Unsurprisingly, it was extremely difficult to map out the locations that Marco Polo had traveled to on the medieval map. On the modern map, it is much easier to visualize the distance that Polo had traveled, but due to the lack of labeling, or at least its visibility that the online version of the map had, it was hard to determine the route of his journey, therefore I was only able to determine the general region of the Middle East.
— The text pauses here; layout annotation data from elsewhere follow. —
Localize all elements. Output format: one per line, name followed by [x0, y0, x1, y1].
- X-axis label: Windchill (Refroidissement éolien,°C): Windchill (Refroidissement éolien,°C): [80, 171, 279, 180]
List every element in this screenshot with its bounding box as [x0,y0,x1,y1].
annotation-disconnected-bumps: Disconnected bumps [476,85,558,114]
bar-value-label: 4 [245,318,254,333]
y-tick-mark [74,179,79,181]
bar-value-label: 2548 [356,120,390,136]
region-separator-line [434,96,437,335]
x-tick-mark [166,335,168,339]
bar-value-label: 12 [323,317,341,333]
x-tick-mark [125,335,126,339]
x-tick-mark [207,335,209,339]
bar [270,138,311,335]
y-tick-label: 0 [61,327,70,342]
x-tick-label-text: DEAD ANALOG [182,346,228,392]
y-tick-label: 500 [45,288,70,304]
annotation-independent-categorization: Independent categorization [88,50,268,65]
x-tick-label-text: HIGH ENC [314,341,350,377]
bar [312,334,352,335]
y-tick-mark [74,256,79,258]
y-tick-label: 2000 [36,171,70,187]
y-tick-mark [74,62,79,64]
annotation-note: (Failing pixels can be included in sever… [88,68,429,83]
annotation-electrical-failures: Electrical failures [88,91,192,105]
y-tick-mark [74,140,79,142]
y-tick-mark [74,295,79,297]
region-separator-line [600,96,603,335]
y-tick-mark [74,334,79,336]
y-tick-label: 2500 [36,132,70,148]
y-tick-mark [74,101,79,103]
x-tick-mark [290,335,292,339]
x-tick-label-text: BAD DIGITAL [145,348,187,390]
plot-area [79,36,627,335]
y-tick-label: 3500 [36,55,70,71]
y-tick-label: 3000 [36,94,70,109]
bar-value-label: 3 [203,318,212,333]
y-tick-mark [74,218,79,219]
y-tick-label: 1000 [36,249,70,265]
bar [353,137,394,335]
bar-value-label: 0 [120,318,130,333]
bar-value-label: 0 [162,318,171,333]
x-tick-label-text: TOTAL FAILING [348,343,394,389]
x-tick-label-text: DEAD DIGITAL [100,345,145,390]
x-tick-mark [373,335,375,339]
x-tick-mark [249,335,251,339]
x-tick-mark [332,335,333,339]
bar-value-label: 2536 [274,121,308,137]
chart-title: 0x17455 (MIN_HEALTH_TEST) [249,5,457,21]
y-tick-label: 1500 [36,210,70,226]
The Ebstorf Mappa Mundi goes into great depth of the mythological figures that were thought to be present in the world at the time, which contrasts the modern maps that are featured today. In seems to be that medieval maps, like that of the Ebstorf Mappa Mundi, were less fixated on accuracy, but more so a communication of culture, due to the lack of knowledge that the time had of the world. This goes along with the inclusion and focus on Christianity within the Ebstorf Mappa Mundi. Depicted in the medieval map is an image of Jesus embracing the world, with his head, hands, and feet, along with the inclusion of the Garden of Eden. The Ebstorf Mappa Mundi illustrates the key theme of religion that seem to reign during this time period, as the contents of the map are skewed in a Christian direction, as seen in having Jerusalem in the center of the map. There is no indication of any religious or political influence for the modern map, it simply consists of the geographic types of lands and the locations of countries, seas, etc.

I am very uncertain in the placement of the region in which I believe the Middle East is located, because even though the Ebstorf Mappa Mundi includes landmarks that were mentioned in Polo’s account, it was extremely difficult to read the tiny lettering of cities on the map, which is what I had to look for. I could only make out Sicily and India, and the general areas of Europe and Asia and Africa based on how T-O maps function. Since the Ebstorf Mappa Mundi is a T-O map, the direction and perspective is completely different to that of the modern day, as East is point towards the top, which helped in determining this. Due to the inaccuracies of the mappa mundi, it is hard to fully grasp the extreme distances that Polo traveled on this journey, which places less importance on the strife that he and other travelers had to deal with.

Finally, as previously mentioned, the Ebstorf Mappa Mundi, does a great job in illustrating culture, especially that of European origins, since it displays myths, landmarks, and religious inclusions that could assist individuals, like Marco Polo, in grasping the significance of certain locations and historical understandings to a specific region and community of people. The Ebstorf Mappa Mundi also assisted in sharing certain narratives about place and people within the world, since it had the ability to make judgements, such as dog-headed people living in a certain area, which caused these narratives to proliferate and thrive within the communities in Europe, but also reach other areas in the world.